Et la Pharmacie centrale comme le laboratoire assurent que d’ici quelques jours le Microgynon sera de retour. Simple problème de communication donc ? Il ne reste qu’à patienter pour vérifier.

Beaucoup ont mis en parallèle le fait que la pilule n’était plus disponible et que l’avortement était moins facile d’accès, rapportant des témoignages de femmes avortant seules chez elles dans des conditions précaires. Et en fait c’est plutôt à ce niveau que le changement se joue.

Selon le témoignages rapportés de différentes femmes, qui ont voulu avorter, l’accueil se fait avec un discours qui tente de les dissuader de pratiquer un IVG. Mais les sages-femmes sont claires : cette politique de dissuasion a commencé avant la révolution. Elles disent avoir reçu comme explication le fait que le taux de fécondité ne permettait plus un renouvellement de la population et que dans certaines écoles les classes de première année primaire fermées. A l’intérieur du pays des sages-femmes témoignent, sous couvert d’anonymat là encore : voilà des années que la ligature des trompes n’est plus conseillée aux femmes par exemple.

Depuis quelques années les femmes tunisiennes ne font « plus » que 2,1 enfant ce qui est pile le seuil de renouvellement des générations. En 1990 il était encore de 3,4 enfants pas femme en Tunisie. Cette baisse inquiète les pouvoirs publics.

Si la baisse de ce taux est dû en partie à l’accès à la contraception en masse on doit aujourd’hui tenir également compte des changements de pratique de la population tunisienne.

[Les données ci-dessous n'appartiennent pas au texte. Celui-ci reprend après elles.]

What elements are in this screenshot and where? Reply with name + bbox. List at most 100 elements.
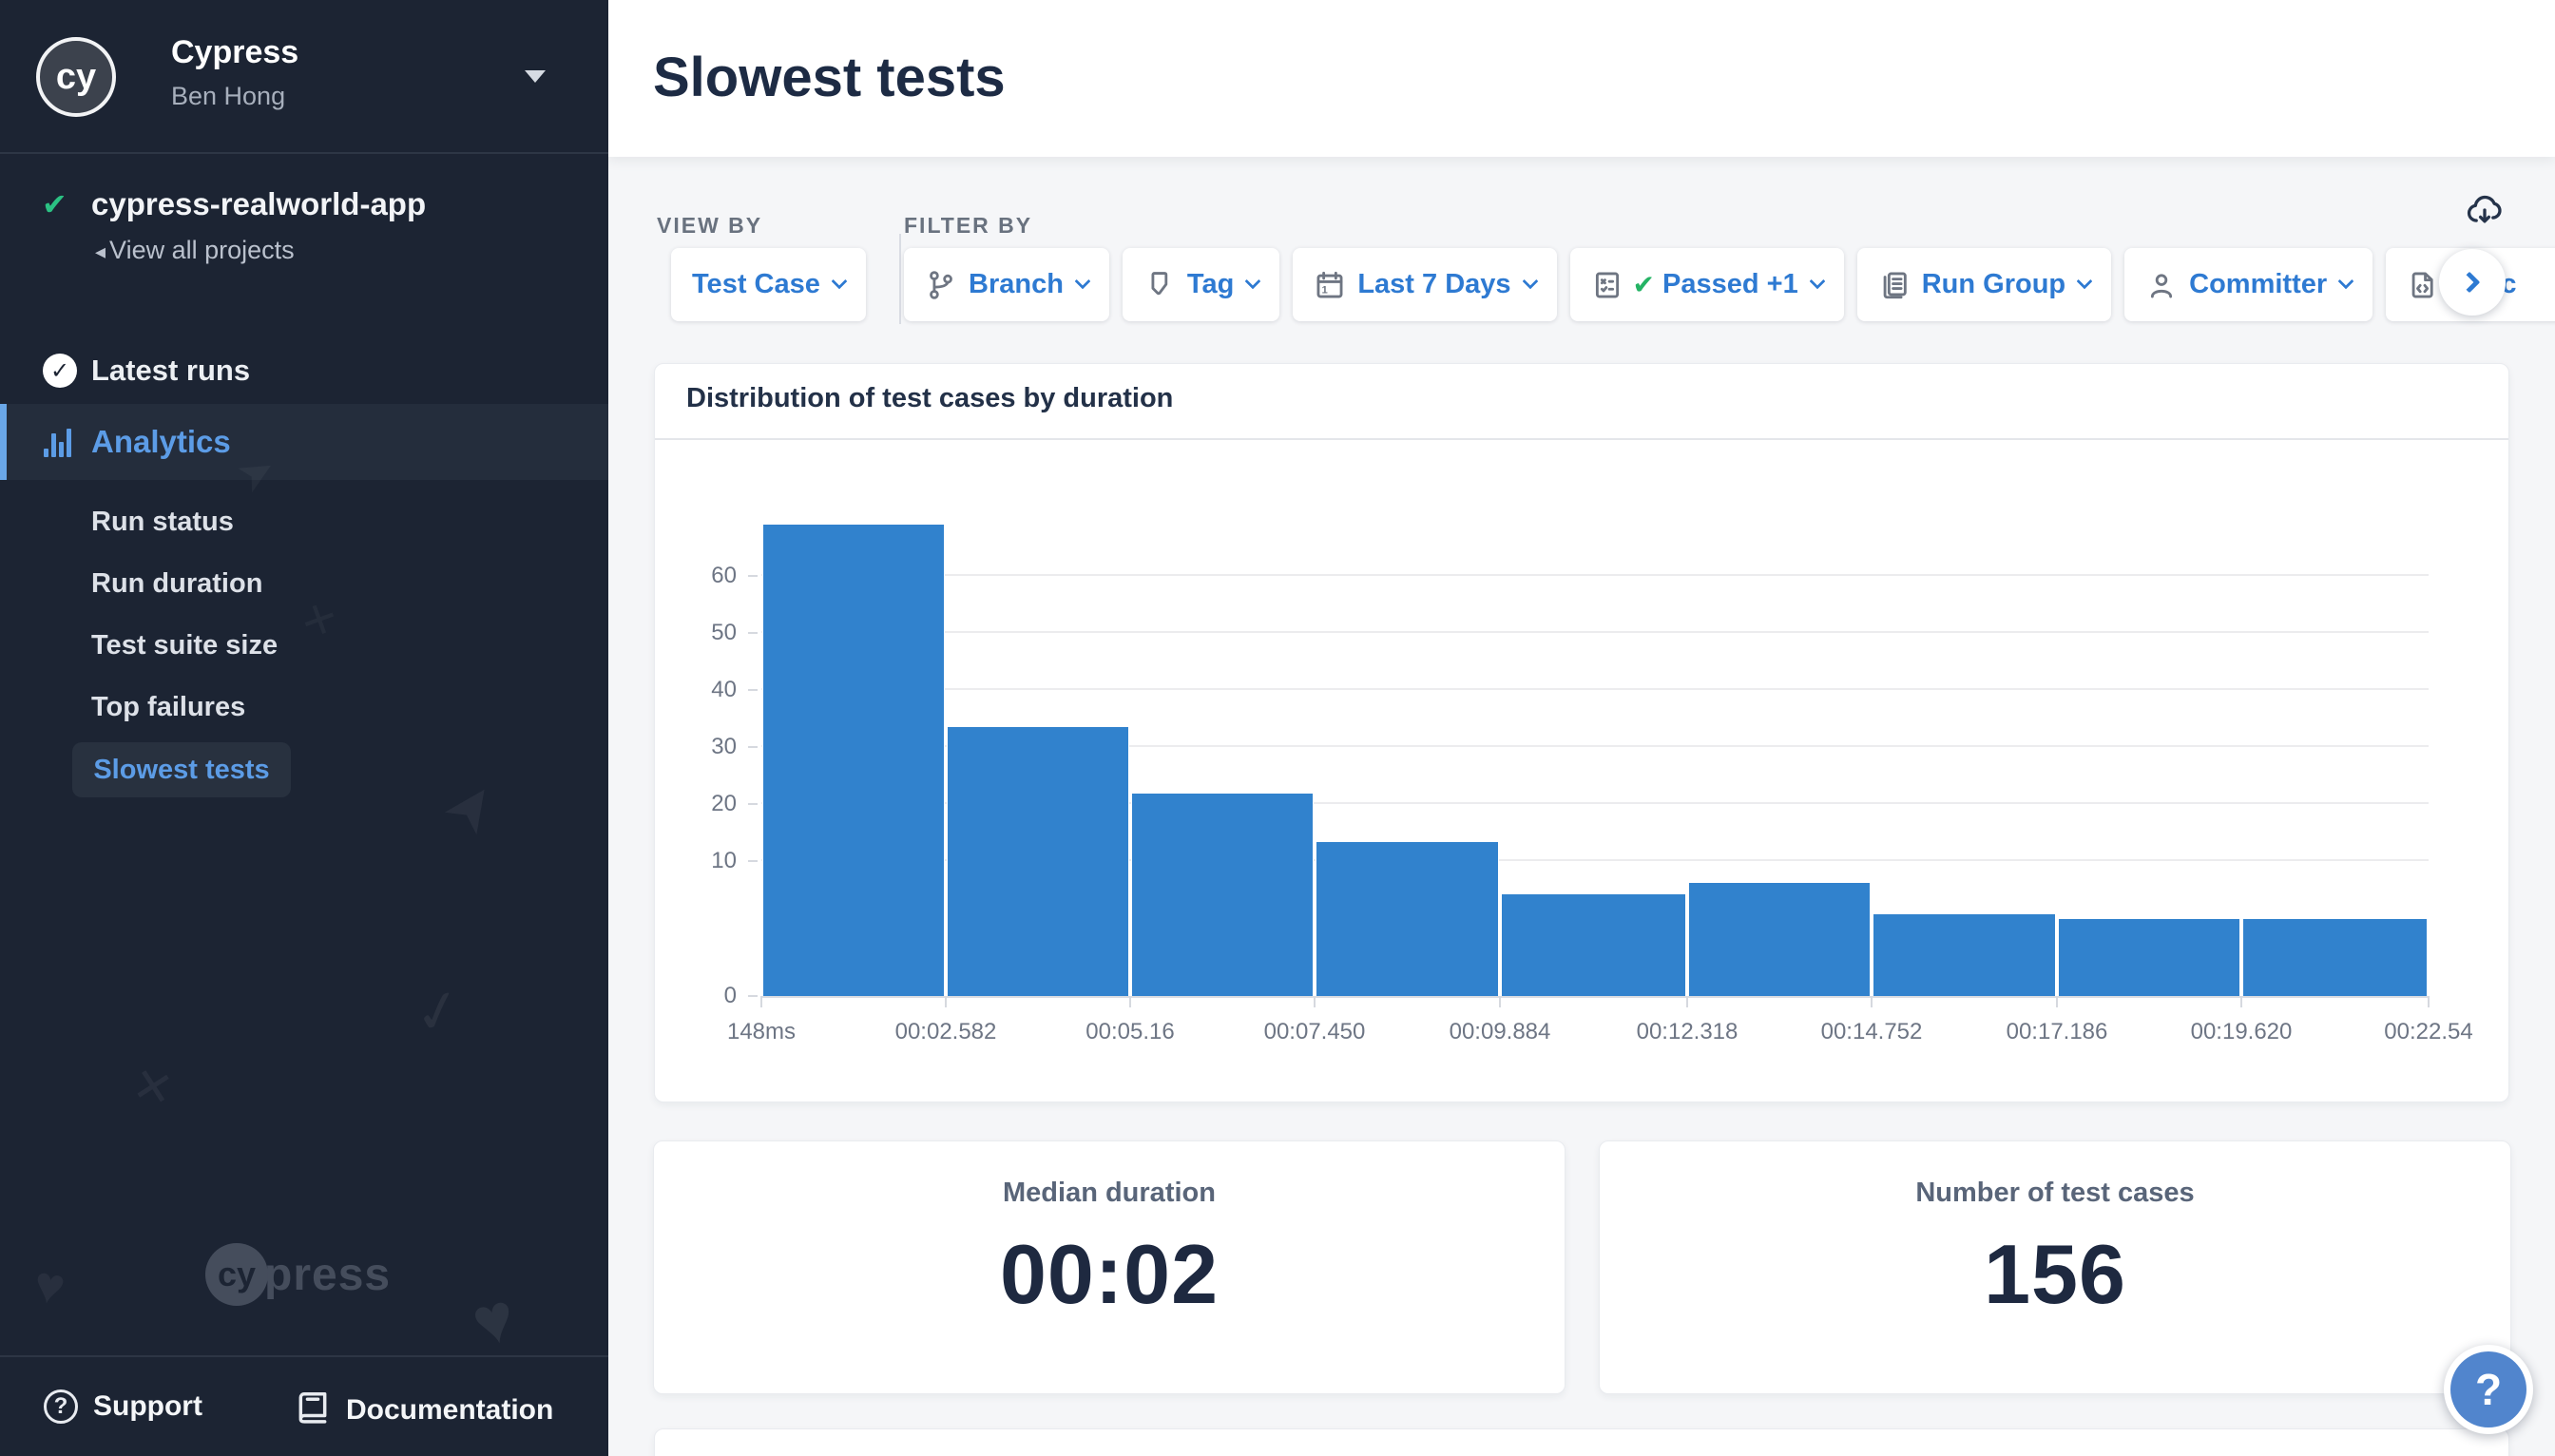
histogram-bar[interactable] bbox=[1501, 893, 1686, 996]
view-all-projects-link[interactable]: ◂ View all projects bbox=[95, 236, 295, 265]
question-mark-icon: ? bbox=[2450, 1351, 2526, 1427]
org-avatar[interactable]: cy bbox=[36, 37, 116, 117]
chevron-down-icon bbox=[1074, 273, 1091, 289]
chevron-down-icon bbox=[1244, 273, 1261, 289]
tag-filter-dropdown[interactable]: Tag bbox=[1122, 248, 1280, 321]
chevron-down-icon bbox=[2337, 273, 2354, 289]
org-name: Cypress bbox=[171, 34, 299, 70]
histogram-bar[interactable] bbox=[2058, 918, 2240, 996]
histogram-bar[interactable] bbox=[762, 524, 945, 996]
main-content: Slowest tests VIEW BY FILTER BY Test Cas… bbox=[608, 0, 2555, 1456]
x-axis-tick bbox=[2428, 996, 2430, 1007]
view-all-projects-label: View all projects bbox=[109, 236, 295, 264]
sidebar-item-top-failures[interactable]: Top failures bbox=[91, 692, 246, 722]
x-axis-label: 00:17.186 bbox=[2006, 1019, 2108, 1044]
stat-label: Median duration bbox=[1003, 1178, 1216, 1208]
y-axis-label: 0 bbox=[723, 983, 737, 1008]
person-icon bbox=[2151, 273, 2173, 297]
y-axis-label: 60 bbox=[711, 563, 737, 588]
cypress-watermark-cy: cy bbox=[205, 1243, 268, 1306]
histogram-bar[interactable] bbox=[1688, 882, 1871, 996]
sidebar-item-analytics[interactable]: Analytics bbox=[0, 404, 608, 480]
filter-by-label: FILTER BY bbox=[904, 213, 1033, 238]
histogram-bar[interactable] bbox=[1131, 793, 1314, 996]
y-axis-label: 40 bbox=[711, 677, 737, 702]
sidebar-item-label: Latest runs bbox=[91, 354, 251, 387]
chevron-right-icon bbox=[2458, 271, 2481, 294]
gridline bbox=[761, 859, 2429, 861]
dropdown-label: Committer bbox=[2189, 269, 2328, 299]
y-axis-tick bbox=[748, 746, 758, 748]
svg-text:1: 1 bbox=[1322, 284, 1328, 296]
chevron-down-icon bbox=[1522, 273, 1539, 289]
scroll-filters-right-button[interactable] bbox=[2439, 249, 2506, 316]
histogram-bar[interactable] bbox=[2242, 918, 2428, 996]
histogram-bar[interactable] bbox=[1316, 841, 1499, 996]
x-axis-tick bbox=[760, 996, 762, 1007]
decorative-glyph: ♥ bbox=[464, 1278, 523, 1362]
chart-card: Distribution of test cases by duration 0… bbox=[654, 363, 2509, 1102]
x-axis-tick bbox=[1314, 996, 1316, 1007]
chart-title: Distribution of test cases by duration bbox=[686, 383, 1174, 413]
x-axis-tick bbox=[1686, 996, 1688, 1007]
dropdown-label: Run Group bbox=[1921, 269, 2066, 299]
y-axis-label: 30 bbox=[711, 734, 737, 759]
support-link[interactable]: ? Support bbox=[44, 1389, 202, 1424]
sidebar-divider bbox=[0, 152, 608, 154]
committer-filter-dropdown[interactable]: Committer bbox=[2124, 248, 2373, 321]
chevron-down-icon bbox=[831, 273, 848, 289]
dropdown-label: Last 7 Days bbox=[1357, 269, 1511, 299]
bar-chart-icon bbox=[41, 426, 75, 465]
org-switcher-caret-icon[interactable] bbox=[525, 70, 546, 83]
export-cloud-download-icon[interactable] bbox=[2464, 190, 2506, 232]
sidebar-item-project-settings[interactable]: Project settings bbox=[0, 819, 608, 872]
question-circle-icon: ? bbox=[44, 1389, 78, 1424]
y-axis-tick bbox=[748, 860, 758, 862]
documentation-label: Documentation bbox=[346, 1393, 554, 1426]
date-range-filter-dropdown[interactable]: 1 Last 7 Days bbox=[1293, 248, 1557, 321]
chart-header-divider bbox=[655, 438, 2508, 440]
y-axis-label: 10 bbox=[711, 848, 737, 873]
x-axis-tick bbox=[1499, 996, 1501, 1007]
sidebar-item-run-status[interactable]: Run status bbox=[91, 507, 234, 537]
dropdown-label: Test Case bbox=[692, 269, 820, 299]
x-axis-label: 148ms bbox=[726, 1019, 797, 1044]
y-axis-tick bbox=[748, 803, 758, 805]
sidebar-item-latest-runs[interactable]: ✓ Latest runs bbox=[0, 344, 608, 397]
x-axis-tick bbox=[2056, 996, 2058, 1007]
histogram-bar[interactable] bbox=[947, 726, 1129, 996]
decorative-glyph: ♥ bbox=[29, 1255, 70, 1317]
test-case-count-card: Number of test cases 156 bbox=[1599, 1140, 2511, 1394]
project-check-icon: ✔ bbox=[42, 187, 67, 221]
y-axis-tick bbox=[748, 995, 758, 997]
back-arrow-icon: ◂ bbox=[95, 239, 106, 263]
y-axis-tick bbox=[748, 575, 758, 577]
page-header: Slowest tests bbox=[608, 0, 2555, 157]
sidebar-item-test-suite-size[interactable]: Test suite size bbox=[91, 630, 279, 661]
cypress-watermark-press: press bbox=[264, 1249, 392, 1300]
sidebar-footer-divider bbox=[0, 1355, 608, 1357]
tag-icon bbox=[1151, 271, 1168, 295]
y-axis-tick bbox=[748, 689, 758, 691]
histogram-bar[interactable] bbox=[1873, 913, 2056, 996]
gridline bbox=[761, 631, 2429, 633]
sidebar-item-slowest-tests[interactable]: Slowest tests bbox=[72, 742, 291, 797]
y-axis-label: 50 bbox=[711, 620, 737, 645]
chevron-down-icon bbox=[1809, 273, 1826, 289]
help-button[interactable]: ? bbox=[2444, 1345, 2533, 1434]
x-axis-label: 00:09.884 bbox=[1449, 1019, 1551, 1044]
documentation-link[interactable]: Documentation bbox=[295, 1389, 553, 1430]
dropdown-label: Passed +1 bbox=[1662, 269, 1798, 299]
checklist-icon bbox=[1595, 272, 1619, 297]
org-user-name: Ben Hong bbox=[171, 82, 286, 110]
run-group-filter-dropdown[interactable]: Run Group bbox=[1856, 248, 2112, 321]
gridline bbox=[761, 688, 2429, 690]
view-by-test-case-dropdown[interactable]: Test Case bbox=[671, 248, 866, 321]
sidebar-item-run-duration[interactable]: Run duration bbox=[91, 568, 263, 599]
branch-filter-dropdown[interactable]: Branch bbox=[904, 248, 1109, 321]
view-by-label: VIEW BY bbox=[657, 213, 763, 238]
chevron-down-icon bbox=[2076, 273, 2093, 289]
git-branch-icon bbox=[930, 270, 952, 299]
status-filter-dropdown[interactable]: ✔ Passed +1 bbox=[1569, 248, 1844, 321]
check-circle-icon: ✓ bbox=[43, 354, 77, 388]
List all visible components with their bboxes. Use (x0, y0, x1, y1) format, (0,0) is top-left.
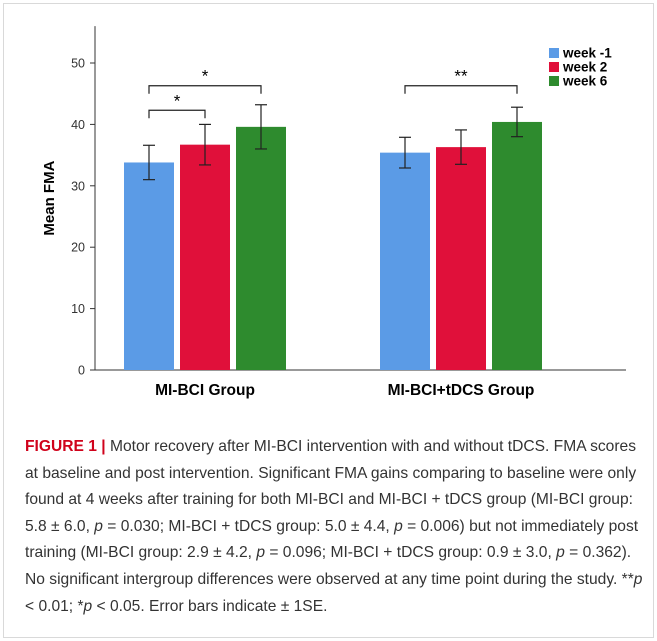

Ainsi l’âge du mariage a reculé pour tourner autour des trente ans ce qui repousse l’âge auquel les Tunisiens ont leur premier enfant. Ce recul de l’âge du mariage vient aussi bien du fait que les jeunes font des études plus longues et que la réalité économique ne permet plus de quitter le foyer familial rapidement. Comment se marier et avoir des enfants quand on a un emploi précaire ou que l’on est au chômage ?

Par ailleurs d’un point de vue pratique l’urbanisation et l’éloignement par rapport à la famille fait qu’avoir un enfant est moins évident. Difficile d’avoir un, deux, trois enfants quand on est loin de sa famille qui pourrait aider à la garde.

Peut-être qu’en offrant des systèmes de crèche plus développés ou en donnant plus d’allocation familiale par exemple, le taux de natalité remontera. Reste que ce n’est pas en essayant de dissuader les femmes d’avorter que l’on trouvera une solution. Au contraire. Ceci ne semble que créer d’autres problèmes : un des objectifs du millénaire pour le développement de l’ONU est d’améliorer la santé maternelle. Or pousser les femmes à avorter chez elles via le système D ne va pas du tout dans ce sens.